I understand that system calls are requests from user space program for the kernel to do something, but my question is basically: Why can't the user space program do the thing itself? Why doesn't Glibc do the actual operation instead of just being a wrapper for a system call?
I understand that it would mean that glibc developers would have a lot more work and that they would have to have an intimate knowledge of Linux, but isn't glibc already very closely related to Linux kernel?
Also, I understand the system call functions are run in ring 0 in the CPU...but what's really the point of that? If I execute a program, I am giving it express permission to run, so what security is added by separating what code can be run in different contexts since you are giving it all permission anyway?
Why doesn't glibc just do the operation itself?
Well that is more less the ways things went in good old MS/DOS systems: no separation between kernel code and user code, and user code could happily directly access the hardware.

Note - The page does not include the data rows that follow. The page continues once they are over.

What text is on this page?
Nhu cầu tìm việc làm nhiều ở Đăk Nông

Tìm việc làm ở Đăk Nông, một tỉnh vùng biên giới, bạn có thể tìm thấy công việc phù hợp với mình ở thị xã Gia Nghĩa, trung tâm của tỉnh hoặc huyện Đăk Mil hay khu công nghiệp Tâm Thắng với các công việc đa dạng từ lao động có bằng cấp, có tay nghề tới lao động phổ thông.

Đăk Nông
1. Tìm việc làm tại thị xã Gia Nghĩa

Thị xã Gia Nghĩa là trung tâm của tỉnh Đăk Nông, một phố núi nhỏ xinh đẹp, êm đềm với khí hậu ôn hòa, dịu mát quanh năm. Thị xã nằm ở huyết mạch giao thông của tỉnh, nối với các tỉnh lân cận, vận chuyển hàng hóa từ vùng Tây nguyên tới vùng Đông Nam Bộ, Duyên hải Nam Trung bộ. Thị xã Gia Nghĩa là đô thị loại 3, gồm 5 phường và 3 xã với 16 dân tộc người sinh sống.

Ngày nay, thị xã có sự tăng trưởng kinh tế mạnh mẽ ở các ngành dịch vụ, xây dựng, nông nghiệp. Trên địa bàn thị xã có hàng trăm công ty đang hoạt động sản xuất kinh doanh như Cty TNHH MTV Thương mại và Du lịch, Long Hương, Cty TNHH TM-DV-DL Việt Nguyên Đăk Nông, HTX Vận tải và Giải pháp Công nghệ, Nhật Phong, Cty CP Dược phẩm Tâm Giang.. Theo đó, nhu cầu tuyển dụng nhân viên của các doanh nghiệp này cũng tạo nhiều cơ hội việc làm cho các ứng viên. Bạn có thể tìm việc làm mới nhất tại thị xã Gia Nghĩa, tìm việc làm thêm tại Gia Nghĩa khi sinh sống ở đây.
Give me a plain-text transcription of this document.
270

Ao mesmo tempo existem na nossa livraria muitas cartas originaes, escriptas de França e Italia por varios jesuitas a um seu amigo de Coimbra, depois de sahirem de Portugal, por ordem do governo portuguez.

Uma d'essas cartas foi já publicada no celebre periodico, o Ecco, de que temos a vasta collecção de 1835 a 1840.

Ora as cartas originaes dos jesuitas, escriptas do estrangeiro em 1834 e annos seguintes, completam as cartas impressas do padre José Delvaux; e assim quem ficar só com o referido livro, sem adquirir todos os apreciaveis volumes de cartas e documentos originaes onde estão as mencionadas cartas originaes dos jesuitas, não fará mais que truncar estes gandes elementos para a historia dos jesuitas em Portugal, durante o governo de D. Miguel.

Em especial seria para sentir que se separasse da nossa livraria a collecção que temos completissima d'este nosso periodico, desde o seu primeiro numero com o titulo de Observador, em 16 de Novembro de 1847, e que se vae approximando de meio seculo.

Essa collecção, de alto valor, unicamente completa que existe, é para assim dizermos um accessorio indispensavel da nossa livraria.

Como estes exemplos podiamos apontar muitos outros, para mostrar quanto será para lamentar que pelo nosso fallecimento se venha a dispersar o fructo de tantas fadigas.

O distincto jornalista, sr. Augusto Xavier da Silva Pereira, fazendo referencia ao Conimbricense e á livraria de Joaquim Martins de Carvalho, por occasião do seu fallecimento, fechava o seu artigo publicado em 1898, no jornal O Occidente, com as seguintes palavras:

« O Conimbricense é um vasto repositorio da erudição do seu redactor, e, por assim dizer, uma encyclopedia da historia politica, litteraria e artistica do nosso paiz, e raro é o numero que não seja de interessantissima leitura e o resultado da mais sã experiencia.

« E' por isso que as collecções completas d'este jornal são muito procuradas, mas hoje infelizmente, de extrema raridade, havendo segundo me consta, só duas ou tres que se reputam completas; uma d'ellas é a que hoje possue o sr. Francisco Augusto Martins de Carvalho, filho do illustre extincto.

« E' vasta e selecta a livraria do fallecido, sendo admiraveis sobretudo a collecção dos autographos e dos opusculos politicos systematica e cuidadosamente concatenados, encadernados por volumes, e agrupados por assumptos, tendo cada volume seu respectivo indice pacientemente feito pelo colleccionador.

This just has 2 major problems:
- It works (rather) fine on a single user and not multi tasking system, but as soon as multiple programs can simultaneously run in a system, you have to synchronize hardware accesses and memory usage => those are the parts dedicated to the kernel
- There is no protection of the system from a poorly coded program. In a modern OS, an erroneous program can crash, but the system itself should survive. In MS/DOS a program crash usually ended in a system reboot.
For those reasons, all modern OS (except maybe some lightweight embedded ones) use isolation between different user processes and the kernel. And that just mean that you need a way to allow a user mode process to require a privileged action (reading or writing a physical disk is) from the kernel: that is exactly what system calls are made for.